Many developers use static site generators alongside locally stored Markdown files, using a code editor to create content and a GIT workflow to publish. While this works great and is suitable for some sites, it quickly becomes unmanageable for publishers that need to scale, or teams that are not solely developers.
This is where a headless CMS comes in, which provides an admin client for authoring and content management, while still bringing all of the benefits of having a static frontend. Developers can use their preferred stack, and writers have an editor, content scheduling, SEO and much more at their fingertips.
When you look at the bigger picture of the content mesh, it really starts to feel like an inevitable future for building publishing websites.
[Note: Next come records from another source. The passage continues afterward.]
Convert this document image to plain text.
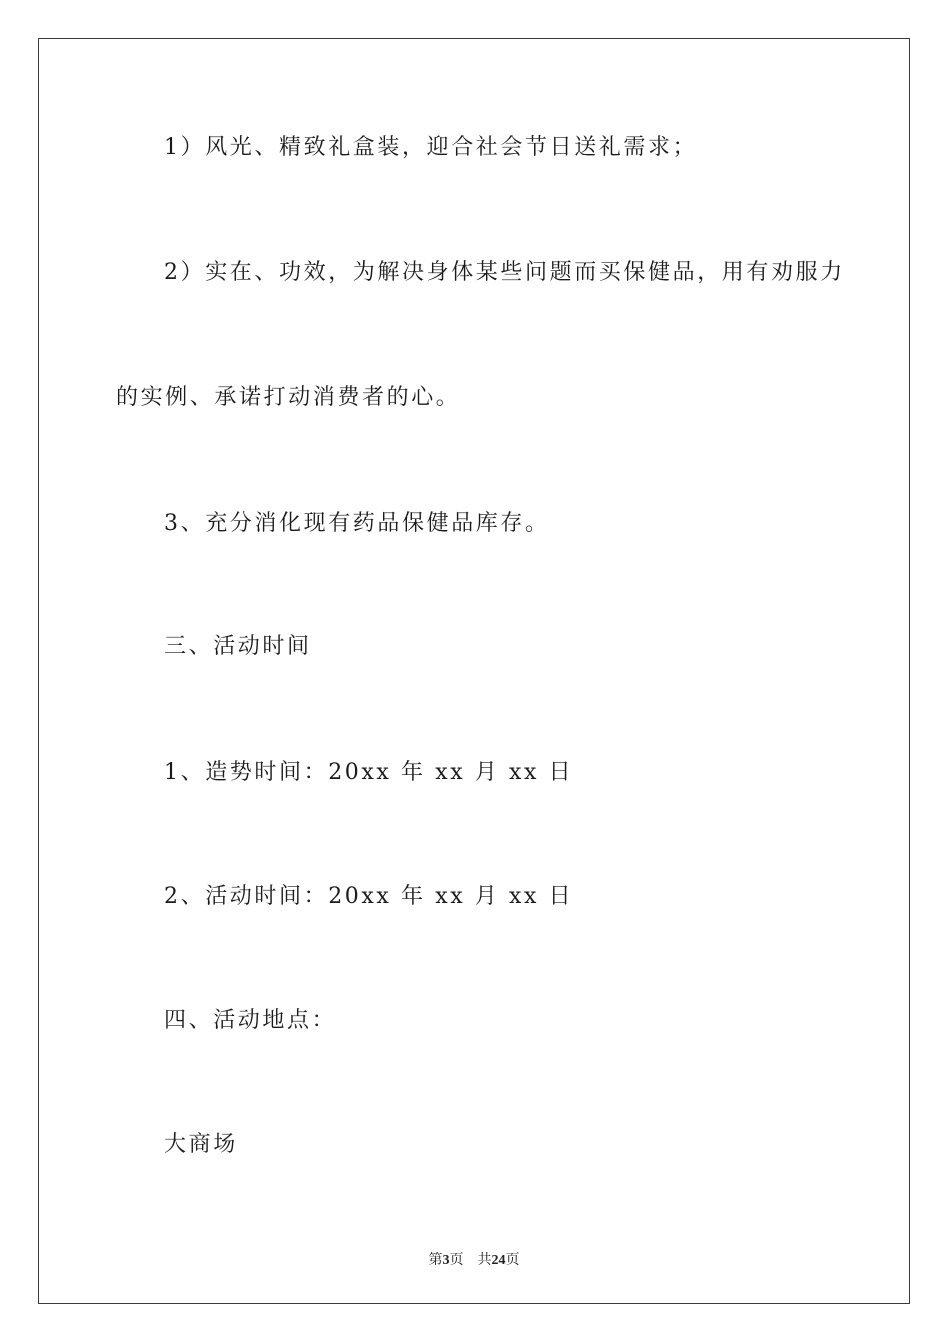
1）风光、精致礼盒装，迎合社会节日送礼需求；
2）实在、功效，为解决身体某些问题而买保健品，用有劝服力
的实例、承诺打动消费者的心。
3、充分消化现有药品保健品库存。
三、活动时间
1、造势时间：20xx 年 xx 月 xx 日
2、活动时间：20xx 年 xx 月 xx 日
四、活动地点：
大商场
第3页 共24页
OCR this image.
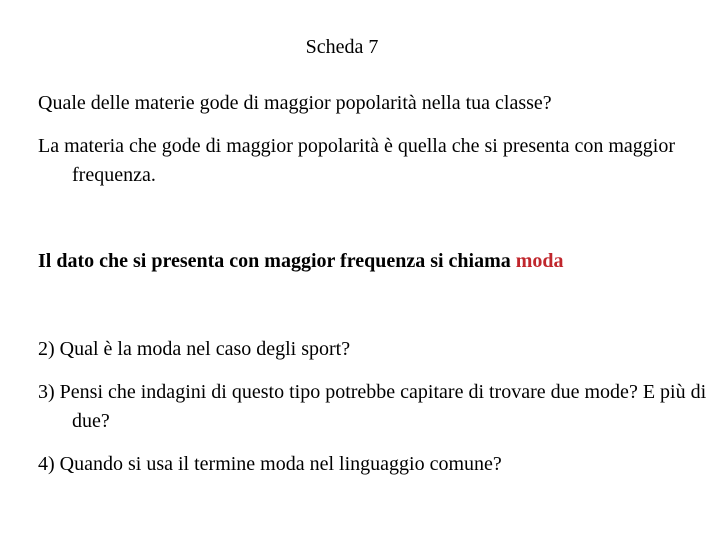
Scheda 7

Quale delle materie gode di maggior popolarità nella tua classe?

La materia che gode di maggior popolarità è quella che si presenta con maggior frequenza.

Il dato che si presenta con maggior frequenza si chiama moda

2) Qual è la moda nel caso degli sport?

3) Pensi che indagini di questo tipo potrebbe capitare di trovare due mode? E più di due?

4) Quando si usa il termine moda nel linguaggio comune?
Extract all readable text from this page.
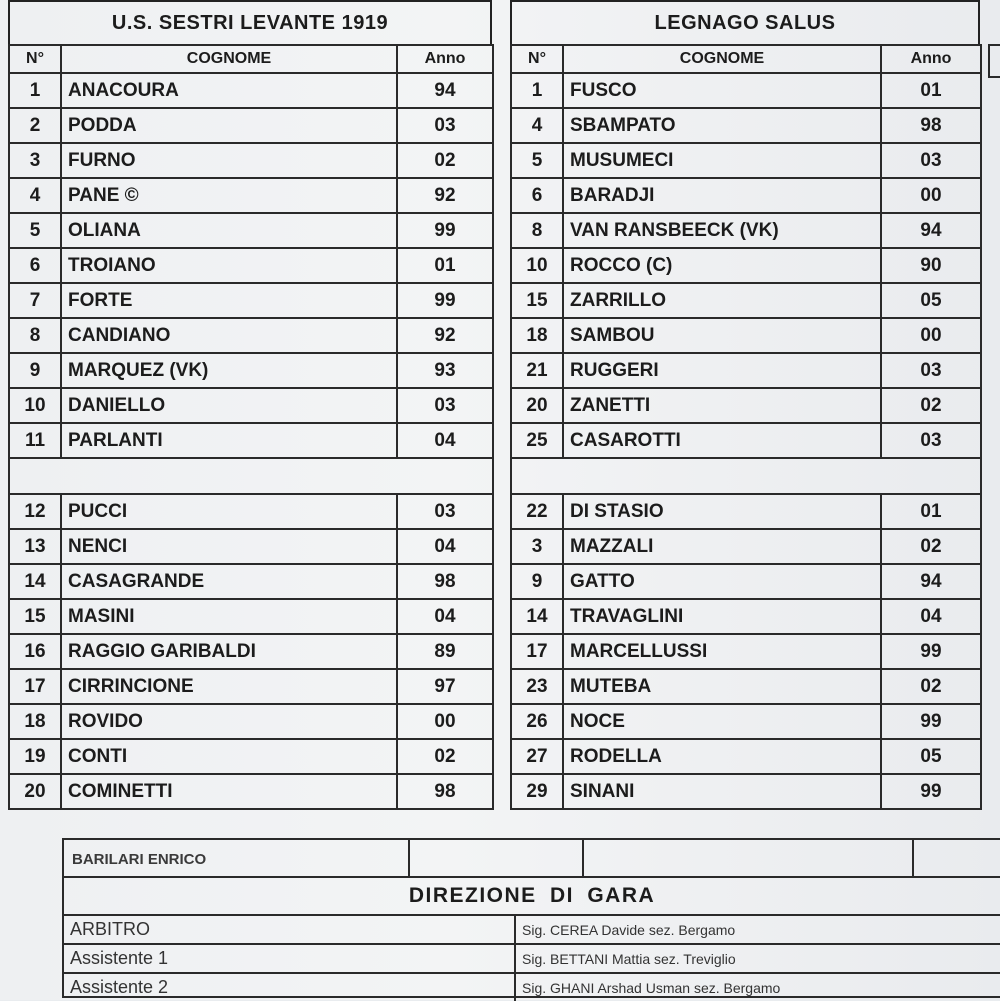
U.S. SESTRI LEVANTE 1919
N°	COGNOME	Anno
1	ANACOURA	94
2	PODDA	03
3	FURNO	02
4	PANE ©	92
5	OLIANA	99
6	TROIANO	01
7	FORTE	99
8	CANDIANO	92
9	MARQUEZ (VK)	93
10	DANIELLO	03
11	PARLANTI	04

12	PUCCI	03
13	NENCI	04
14	CASAGRANDE	98
15	MASINI	04
16	RAGGIO GARIBALDI	89
17	CIRRINCIONE	97
18	ROVIDO	00
19	CONTI	02
20	COMINETTI	98
LEGNAGO SALUS
N°	COGNOME	Anno
1	FUSCO	01
4	SBAMPATO	98
5	MUSUMECI	03
6	BARADJI	00
8	VAN RANSBEECK (VK)	94
10	ROCCO (C)	90
15	ZARRILLO	05
18	SAMBOU	00
21	RUGGERI	03
20	ZANETTI	02
25	CASAROTTI	03

22	DI STASIO	01
3	MAZZALI	02
9	GATTO	94
14	TRAVAGLINI	04
17	MARCELLUSSI	99
23	MUTEBA	02
26	NOCE	99
27	RODELLA	05
29	SINANI	99
BARILARI ENRICO
DIREZIONE DI GARA
ARBITRO	Sig. CEREA Davide sez. Bergamo
Assistente 1	Sig. BETTANI Mattia sez. Treviglio
Assistente 2	Sig. GHANI Arshad Usman sez. Bergamo
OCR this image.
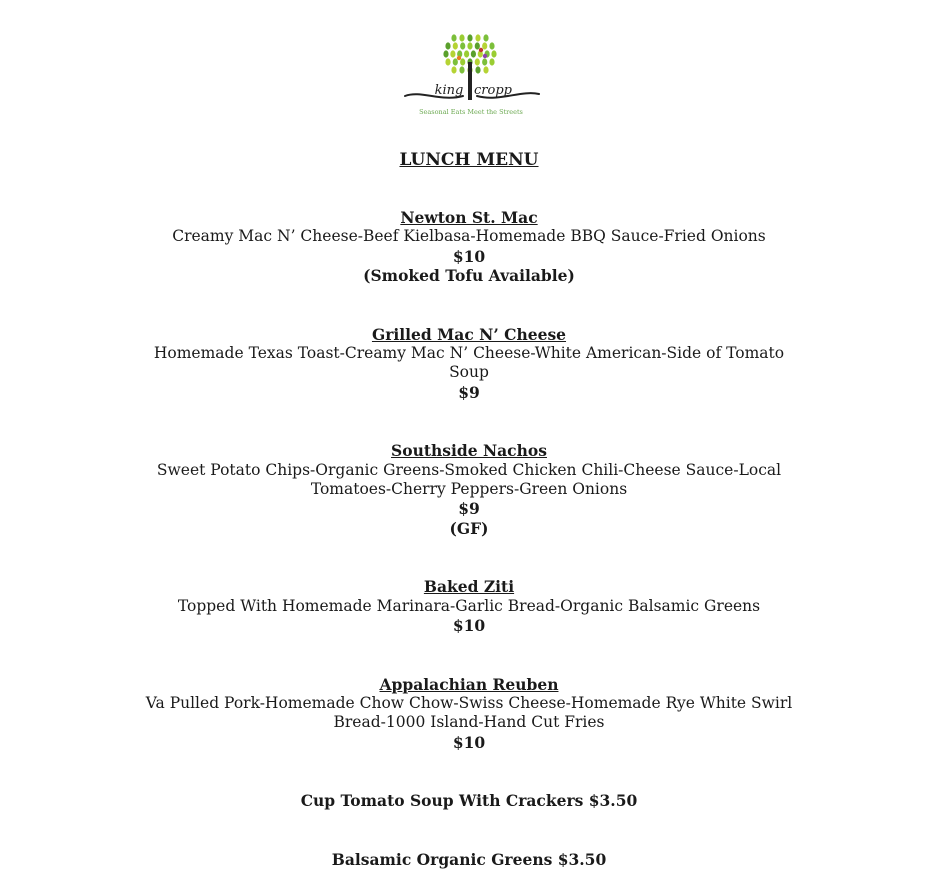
king cropp
Seasonal Eats Meet the Streets
LUNCH MENU
Newton St. Mac
Creamy Mac N’ Cheese-Beef Kielbasa-Homemade BBQ Sauce-Fried Onions
$10
(Smoked Tofu Available)
Grilled Mac N’ Cheese
Homemade Texas Toast-Creamy Mac N’ Cheese-White American-Side of Tomato Soup
$9
Southside Nachos
Sweet Potato Chips-Organic Greens-Smoked Chicken Chili-Cheese Sauce-Local Tomatoes-Cherry Peppers-Green Onions
$9
(GF)
Baked Ziti
Topped With Homemade Marinara-Garlic Bread-Organic Balsamic Greens
$10
Appalachian Reuben
Va Pulled Pork-Homemade Chow Chow-Swiss Cheese-Homemade Rye White Swirl Bread-1000 Island-Hand Cut Fries
$10
Cup Tomato Soup With Crackers $3.50
Balsamic Organic Greens $3.50
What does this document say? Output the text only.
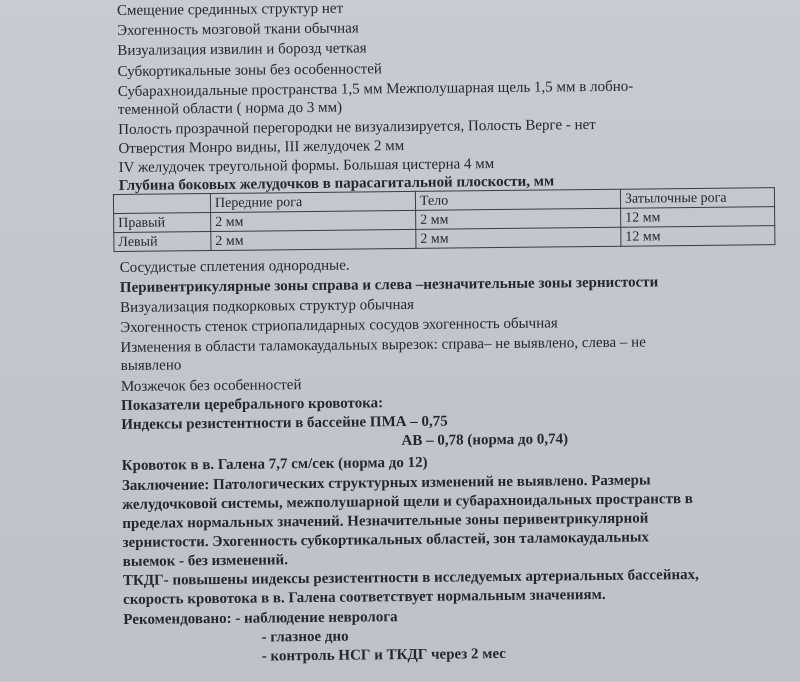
Смещение срединных структур нет
Эхогенность мозговой ткани обычная
Визуализация извилин и борозд четкая
Субкортикальные зоны без особенностей
Субарахноидальные пространства 1,5 мм Межполушарная щель 1,5 мм в лобно-
теменной области ( норма до 3 мм)
Полость прозрачной перегородки не визуализируется, Полость Верге - нет
Отверстия Монро видны, III желудочек 2 мм
IV желудочек треугольной формы. Большая цистерна 4 мм
Глубина боковых желудочков в парасагитальной плоскости, мм
	Передние рога	Тело	Затылочные рога
Правый	2 мм	2 мм	12 мм
Левый	2 мм	2 мм	12 мм
Сосудистые сплетения однородные.
Перивентрикулярные зоны справа и слева –незначительные зоны зернистости
Визуализация подкорковых структур обычная
Эхогенность стенок стриопалидарных сосудов эхогенность обычная
Изменения в области таламокаудальных вырезок: справа– не выявлено, слева – не
выявлено
Мозжечок без особенностей
Показатели церебрального кровотока:
Индексы резистентности в бассейне ПМА – 0,75
АВ – 0,78 (норма до 0,74)
Кровоток в в. Галена 7,7 см/сек (норма до 12)
Заключение: Патологических структурных изменений не выявлено. Размеры
желудочковой системы, межполушарной щели и субарахноидальных пространств в
пределах нормальных значений. Незначительные зоны перивентрикулярной
зернистости. Эхогенность субкортикальных областей, зон таламокаудальных
выемок - без изменений.
ТКДГ- повышены индексы резистентности в исследуемых артериальных бассейнах,
скорость кровотока в в. Галена соответствует нормальным значениям.
Рекомендовано: - наблюдение невролога
- глазное дно
- контроль НСГ и ТКДГ через 2 мес
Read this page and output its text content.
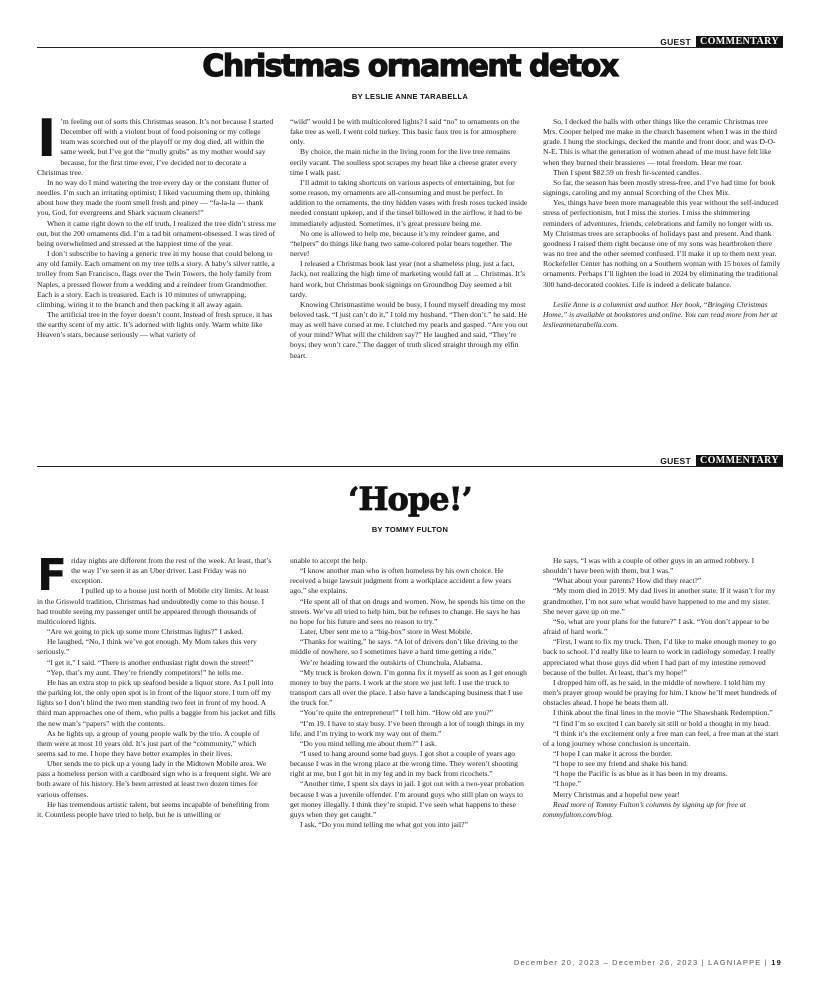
GUEST COMMENTARY
Christmas ornament detox
BY LESLIE ANNE TARABELLA

I ’m feeling out of sorts this Christmas season. It’s not because I started December off with a violent bout of food poisoning or my college team was scorched out of the playoff or my dog died, all within the same week, but I’ve got the “mully grubs” as my mother would say because, for the first time ever, I’ve decided not to decorate a Christmas tree.

In no way do I mind watering the tree every day or the constant flutter of needles. I’m such an irritating optimist; I liked vacuuming them up, thinking about how they made the room smell fresh and piney — “fa-la-la — thank you, God, for evergreens and Shark vacuum cleaners!”

When it came right down to the elf truth, I realized the tree didn’t stress me out, but the 200 ornaments did. I’m a tad bit ornament-obsessed. I was tired of being overwhelmed and stressed at the happiest time of the year.

I don’t subscribe to having a generic tree in my house that could belong to any old family. Each ornament on my tree tells a story. A baby’s silver rattle, a trolley from San Francisco, flags over the Twin Towers, the holy family from Naples, a pressed flower from a wedding and a reindeer from Grandmother. Each is a story. Each is treasured. Each is 10 minutes of unwrapping, climbing, wiring it to the branch and then packing it all away again.

The artificial tree in the foyer doesn’t count. Instead of fresh spruce, it has the earthy scent of my attic. It’s adorned with lights only. Warm white like Heaven’s stars, because seriously — what variety of

“wild” would I be with multicolored lights? I said “no” to ornaments on the fake tree as well. I went cold turkey. This basic faux tree is for atmosphere only.

By choice, the main niche in the living room for the live tree remains eerily vacant. The soulless spot scrapes my heart like a cheese grater every time I walk past.

I’ll admit to taking shortcuts on various aspects of entertaining, but for some reason, my ornaments are all-consuming and must be perfect. In addition to the ornaments, the tiny hidden vases with fresh roses tucked inside needed constant upkeep, and if the tinsel billowed in the airflow, it had to be immediately adjusted. Sometimes, it’s great pressure being me.

No one is allowed to help me, because it’s my reindeer game, and “helpers” do things like hang two same-colored polar bears together. The nerve!

I released a Christmas book last year (not a shameless plug, just a fact, Jack), not realizing the high time of marketing would fall at ... Christmas. It’s hard work, but Christmas book signings on Groundhog Day seemed a bit tardy.

Knowing Christmastime would be busy, I found myself dreading my most beloved task. “I just can’t do it,” I told my husband. “Then don’t.” he said. He may as well have cursed at me. I clutched my pearls and gasped. “Are you out of your mind? What will the children say?” He laughed and said, “They’re boys; they won’t care.” The dagger of truth sliced straight through my elfin heart.

So, I decked the halls with other things like the ceramic Christmas tree Mrs. Cooper helped me make in the church basement when I was in the third grade. I hung the stockings, decked the mantle and front door, and was D-O-N-E. This is what the generation of women ahead of me must have felt like when they burned their brassieres — total freedom. Hear me roar.

Then I spent $82.59 on fresh fir-scented candles.

So far, the season has been mostly stress-free, and I’ve had time for book signings, caroling and my annual Scorching of the Chex Mix.

Yes, things have been more manageable this year without the self-induced stress of perfectionism, but I miss the stories. I miss the shimmering reminders of adventures, friends, celebrations and family no longer with us. My Christmas trees are scrapbooks of holidays past and present. And thank goodness I raised them right because one of my sons was heartbroken there was no tree and the other seemed confused. I’ll make it up to them next year. Rockefeller Center has nothing on a Southern woman with 15 boxes of family ornaments. Perhaps I’ll lighten the load in 2024 by eliminating the traditional 300 hand-decorated cookies. Life is indeed a delicate balance.

Leslie Anne is a columnist and author. Her book, “Bringing Christmas Home,” is available at bookstores and online. You can read more from her at leslieannetarabella.com.

GUEST COMMENTARY
‘Hope!’
BY TOMMY FULTON

Friday nights are different from the rest of the week. At least, that’s the way I’ve seen it as an Uber driver. Last Friday was no exception.

I pulled up to a house just north of Mobile city limits. At least in the Griswold tradition, Christmas had undoubtedly come to this house. I had trouble seeing my passenger until he appeared through thousands of multicolored lights.

“Are we going to pick up some more Christmas lights?” I asked.

He laughed, “No, I think we’ve got enough. My Mom takes this very seriously.”

“I get it,” I said. “There is another enthusiast right down the street!”

“Yep, that’s my aunt. They’re friendly competitors!” he tells me.

He has an extra stop to pick up seafood beside a liquor store. As I pull into the parking lot, the only open spot is in front of the liquor store. I turn off my lights so I don’t blind the two men standing two feet in front of my hood. A third man approaches one of them, who pulls a baggie from his jacket and fills the new man’s “papers” with the contents.

As he lights up, a group of young people walk by the trio. A couple of them were at most 10 years old. It’s just part of the “community,” which seems sad to me. I hope they have better examples in their lives.

Uber sends me to pick up a young lady in the Midtown Mobile area. We pass a homeless person with a cardboard sign who is a frequent sight. We are both aware of his history. He’s been arrested at least two dozen times for various offenses.

He has tremendous artistic talent, but seems incapable of benefiting from it. Countless people have tried to help, but he is unwilling or

unable to accept the help.

“I know another man who is often homeless by his own choice. He received a huge lawsuit judgment from a workplace accident a few years ago,” she explains.

“He spent all of that on drugs and women. Now, he spends his time on the streets. We’ve all tried to help him, but he refuses to change. He says he has no hope for his future and sees no reason to try.”

Later, Uber sent me to a “big-box” store in West Mobile.

“Thanks for waiting,” he says. “A lot of drivers don’t like driving to the middle of nowhere, so I sometimes have a hard time getting a ride.”

We’re heading toward the outskirts of Chunchula, Alabama.

“My truck is broken down. I’m gonna fix it myself as soon as I get enough money to buy the parts. I work at the store we just left. I use the truck to transport cars all over the place. I also have a landscaping business that I use the truck for.”

“You’re quite the entrepreneur!” I tell him. “How old are you?”

“I’m 19. I have to stay busy. I’ve been through a lot of tough things in my life, and I’m trying to work my way out of them.”

“Do you mind telling me about them?” I ask.

“I used to hang around some bad guys. I got shot a couple of years ago because I was in the wrong place at the wrong time. They weren’t shooting right at me, but I got hit in my leg and in my back from ricochets.”

“Another time, I spent six days in jail. I got out with a two-year probation because I was a juvenile offender. I’m around guys who still plan on ways to get money illegally. I think they’re stupid. I’ve seen what happens to these guys when they get caught.”

I ask, “Do you mind telling me what got you into jail?”

He says, “I was with a couple of other guys in an armed robbery. I shouldn’t have been with them, but I was.”

“What about your parents? How did they react?”

“My mom died in 2019. My dad lives in another state. If it wasn’t for my grandmother, I’m not sure what would have happened to me and my sister. She never gave up on me.”

“So, what are your plans for the future?” I ask. “You don’t appear to be afraid of hard work.”

“First, I want to fix my truck. Then, I’d like to make enough money to go back to school. I’d really like to learn to work in radiology someday. I really appreciated what those guys did when I had part of my intestine removed because of the bullet. At least, that’s my hope!”

I dropped him off, as he said, in the middle of nowhere. I told him my men’s prayer group would be praying for him. I know he’ll meet hundreds of obstacles ahead. I hope he beats them all.

I think about the final lines in the movie “The Shawshank Redemption.”

“I find I’m so excited I can barely sit still or hold a thought in my head.

“I think it’s the excitement only a free man can feel, a free man at the start of a long journey whose conclusion is uncertain.

“I hope I can make it across the border.

“I hope to see my friend and shake his hand.

“I hope the Pacific is as blue as it has been in my dreams.

“I hope.”

Merry Christmas and a hopeful new year!

Read more of Tommy Fulton’s columns by signing up for free at tommyfulton.com/blog.

December 20, 2023 – December 26, 2023 | LAGNIAPPE | 19
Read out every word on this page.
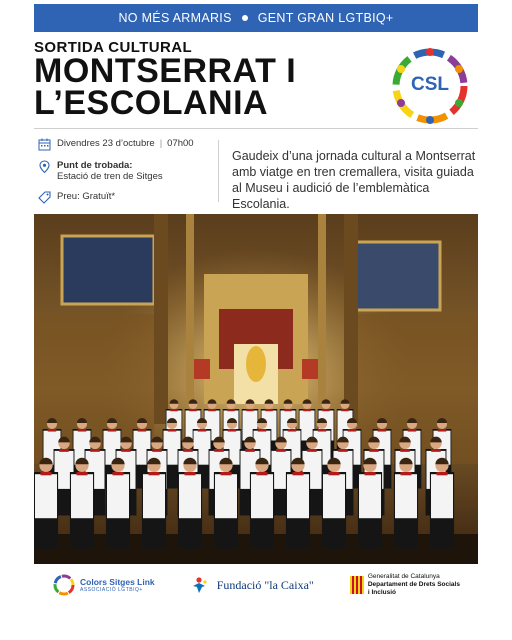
NO MÉS ARMARIS GENT GRAN LGTBIQ+
SORTIDA CULTURAL
MONTSERRAT I
L’ESCOLANIA	CSL
Divendres 23 d’octubre | 07h00
Punt de trobada:
Estació de tren de Sitges
Preu: Gratuït*
Gaudeix d’una jornada cultural a Montserrat amb viatge en tren cremallera, visita guiada al Museu i audició de l’emblemàtica Escolania.
Colors Sitges Link
ASSOCIACIÓ LGTBIQ+	Fundació "la Caixa"
Generalitat de Catalunya
Departament de Drets Socials
i Inclusió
We rebuilt our entire Ghost Docs site with Gatsby, using the Ghost API to deliver content. Truth be told, we fell in love straight away and have been building new things with Gatsby ever since. To give others a head start on building their own publications using the same stack, we’ve just shipped some new tooling:
A straightforward Gatsby source plugin which wraps the Ghost API and makes it compatible with Gatsby and GraphQL, so it’s quick and easy to load all your Ghost data into any Gatsby project.
An official Gatsby starter repository which is pre-configured to get content from Ghost and output it in a clean, blog-style design. The fastest way to get up and running with Gatsby and Ghost is to fork this repository, and check out our Gatsby docs.
We’ve also introduced an official Netlify integration to make deployment a breeze, with outgoing webhooks in Ghost to trigger a site rebuild and automate the publishing process.
I’m really excited to see what people build with these new technologies. The concept of having just one frontend and many APIs all connected together and served as a single site or application with Gatsby opens up so much opportunity in the publishing space.